Rodriguez und Produzent James Cameron extrahieren daraus eine klassische Superheldinnen-Geschichte, die vor allem durch ihr schlüssiges dystopisches Setting funktioniert. Die Himmelsstadt Zalem fungiert hier als plastische Metapher auf den amerikanischen Traum. Eine Mauer muss um Zalem nicht herum gebaut werden. Die Stadt in den Wolken ist nur noch durch wenige, gut bewachte Versorgungsleitungen mit dem profanen Erdenleben verbunden und hat die eigene Abschottung zum obersten Paradigma erklärt. Auf dem soliden Subtext-Fundament ruht ein handfestes Fantasy-Spektakel, das mit Actioneinlagen das Publikums bei der Stange hält und durch gestalterische Fantasie und Tiefe überzeugt.

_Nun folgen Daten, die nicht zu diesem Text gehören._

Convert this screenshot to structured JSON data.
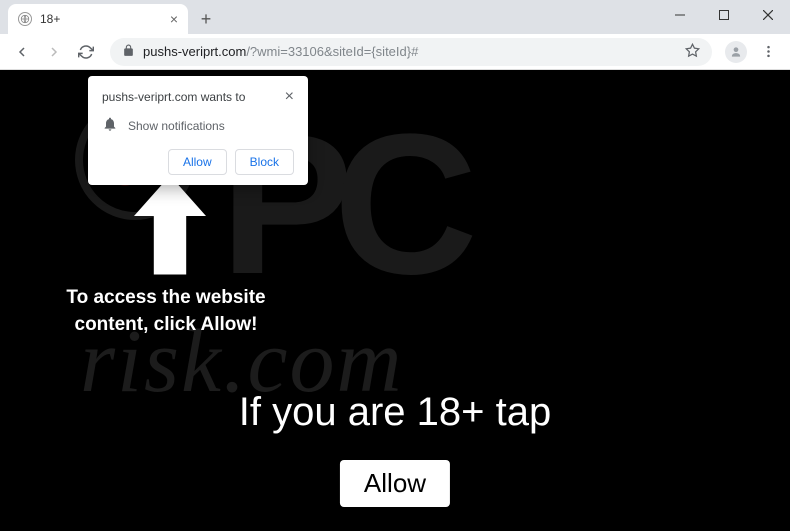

Das offene Ende ruft nach einer Fortsetzung, der man hier mit Spannung entgegensieht.

USA 2018, 122 Min., Regie: Roobert Rodriguez; Buch: Rodriguez, James Cameron, Laeta Kalogridis; Kamera: Bill Pope; Musik: Junkie XL; Besetzung: Rosa Salazar, Mahershala Ali, Jennifer Connelly, Caspar van Dien.